Enhancing Power System Resilience through Computational Optimization
- Author(s): Patsakis, Georgios
- Advisor(s): Oren, Shmuel
- et al.
In this dissertation we develop models, solution techniques, and derive policy implications for a number of important applications in improving power system resilience and flexibility: black start allocation and power system restoration, optimal islanding, stochastic unit commitment and flexible wind dispatch. The models we employ are predominantly mixed integer programs (MIPs), i.e. optimization problems in which some of the variables must take integer values. These problems are NP-hard in general, so there is no guarantee that we will be able to obtain solutions within acceptable time and accuracy as the scale of the problem increases. For that reason, we also develop or utilize specialized computational techniques, which broadly fall into one of the following categories: decomposition algorithms that exploit the problem structure (sparsity), reformulations of the problem constraints, and customized heuristics.
We start by exploring the problem of restoring the normal operation of the power system after a blackout. The restoration of the system builds around specific units with the ability to start autonomously (black start units). We formulate a planning problem for deciding the allocation of these units on the grid - black start allocation (BSA) - in an optimal way, while simultaneously optimizing over the possible restoration plans. We include, among others, considerations for thermal limits of lines, alleviating overvoltages, and constraints to model the startup curves of generators. Due to the size and complexity of the resulting MIP, commercial solvers are unable to tackle it directly. We construct a randomized heuristic based on linear programming relaxations of the optimization problem and an understanding of the underlying physics of the power grid to aid the solvers. The heuristic execution is parallelized and implemented on a high-performance computing environment. We are able to obtain solutions with optimality guarantees within reasonable times for test power systems with a few hundred buses.

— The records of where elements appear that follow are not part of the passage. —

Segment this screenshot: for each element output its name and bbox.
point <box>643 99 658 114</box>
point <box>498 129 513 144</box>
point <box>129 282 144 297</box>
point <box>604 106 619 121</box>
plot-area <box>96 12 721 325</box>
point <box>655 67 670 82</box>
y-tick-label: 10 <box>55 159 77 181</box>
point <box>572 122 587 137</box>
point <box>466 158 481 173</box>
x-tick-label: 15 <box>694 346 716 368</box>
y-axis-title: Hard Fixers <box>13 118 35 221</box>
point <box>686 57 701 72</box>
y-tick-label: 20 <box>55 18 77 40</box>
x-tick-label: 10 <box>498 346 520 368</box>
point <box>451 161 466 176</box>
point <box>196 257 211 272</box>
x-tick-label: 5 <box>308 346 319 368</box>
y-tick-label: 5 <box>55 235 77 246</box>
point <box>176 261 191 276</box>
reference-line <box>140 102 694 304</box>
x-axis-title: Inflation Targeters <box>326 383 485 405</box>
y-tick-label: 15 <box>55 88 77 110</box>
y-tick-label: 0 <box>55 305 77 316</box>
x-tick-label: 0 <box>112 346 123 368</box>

We proceed to extract a substructure of the feasible region from any problem in power systems that employs reconfiguration of the physical topology (i.e. switching on/off of generators, branches, and buses): each energized island in the power system needs to contain at least one energized generator. We explore reformulations that describe the feasible region corresponding to this requirement. We employ two families of valid inequalities to strengthen the formulation, both exponential in size, but separable in polynomial time. We study polyhedral properties of the integer hull and the strength of some of these inequalities under simplifying assumptions. We proceed to conduct computational experiments for two problems in which the substructure appears: the optimal islanding problem and a simplified version of the BSA problem. We are able to observe significant computational benefits by using suitable reformulations for both problems. Finally, we describe an approach to obtain solutions with an optimality guarantee for a simplified model of BSA in a synthetic test case with 2000 nodes representative of Texas.
We extend the modeling framework of the BSA problem to accommodate for uncertainty in the power outages. Specifically, we consider optimal allocations of the black start units over a number of scenarios of partial or total outages. These scenarios may also include irreparable damage caused to components of the system. The resulting stochastic mixed integer program exhibits sparsity, so we employ a decomposition algorithm by scenario to solve instances of the problem.

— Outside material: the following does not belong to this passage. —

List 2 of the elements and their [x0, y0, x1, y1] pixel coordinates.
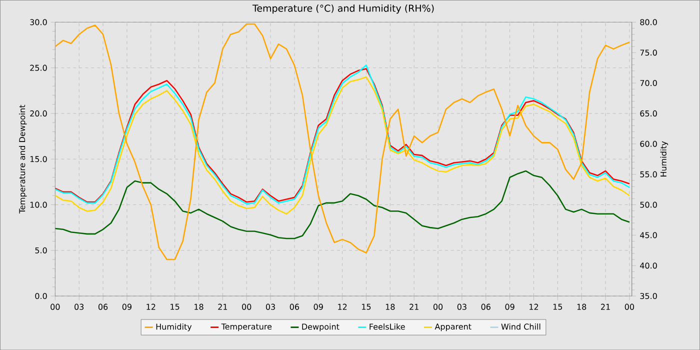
chart-title: Temperature (°C) and Humidity (RH%)	[252, 4, 434, 14]
line-series	[55, 23, 630, 260]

We then return to the optimal islanding problem to examine it in more detail. We observe that, despite the formulation improvements, the branch and cut algorithm is still fairly slow for an online application of that scale, which requires to act within seconds to prevent a cascaded outage of the system. For that reason, we propose a heuristic based on a reformulation of the optimization into a problem in graph theory. We utilize an algorithm to obtain heuristic solutions with high computational efficiency and good quality compared to state-of-the-art techniques.
To conclude this dissertation, we introduce a framework for evaluating the cost of priority dispatch for wind power. Renewable generation is commonly considered a must-take resource in power systems, despite the technical capabilities of current wind turbines to dispatch at levels lower than their available output. The cost of that policy compared to one that instead optimizes over the available wind output is evaluated for a reduced California system, by employing a two-stage stochastic program for stochastic unit commitment. A scenario decomposition algorithm for the resulting large-scale MIP, parallelized on a high-performance computing environment, enables us to obtain near optimal solutions and calculate the difference in cost between the two policies.